With the global COVID-19 pandemic forcing many patients to meet with their healthcare team via telemedicine, CGM technology has undoubtedly helped make the most of those appointments when patients can also easily share their CGM data through Dexcom’s Clarity software.

“Our clarity system makes it possible for physicians to have a home visit through telemedicine,” says Sayer.

“All patients have to do is give permission and their healthcare team can download a bunch of data. We’ve had numerous doctors come back and tell us how beneficial this is for telemedicine.”

Competing with other CGM technology

“The competition will not decrease,” says Sayer, “it will continue to increase, because this technology really provides answers for a very serious problem for patients with type 1 and type 2 diabetes and their health care team.”

Sayer says the CGM market in general has increased by 44 percent per year — an unheard of growth rate.

“We’ve learned a lot,” says Sayer. Considering Dexcom has been the leading product in the industry, Sayer knows they must work hard to maintain that position.

“We’re very focused on scaling the business — being able to treat millions of patients with diabetes versus hundreds of thousands,” explains Sayer. “The most important thing you need in order to do that is large-scale automated factories.”
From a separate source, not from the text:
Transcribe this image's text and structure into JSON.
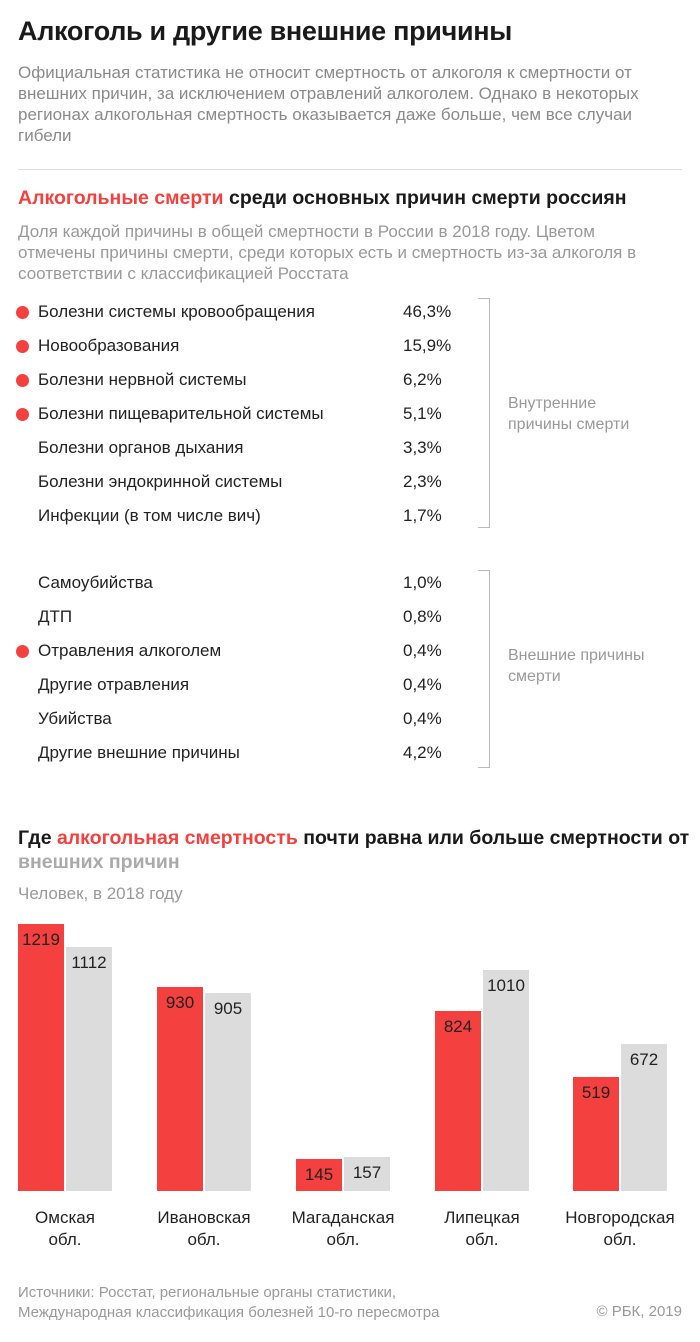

Dexcom is building new facilities across the globe, including locations in Arizona and Malaysia.

“In the three years, we’ll have the capacity to build millions of sensors, keeping us in a very good position with our competition.”

Sayer says Dexcom’s compatibility with other technology is also a critical aspect of what they offer.

“We’ve designed products and a data platform where that data can be obtained and followed by anybody else the patient chooses to share it with,” explains Sayer.

“This is driven by what patients want, giving the patient the best experience they can have — and that isn’t just about the wearable part that’s on your body. That’s how we’ll stay ahead.”

Ginger Vieira was assigned this article before she began working for Dexcom.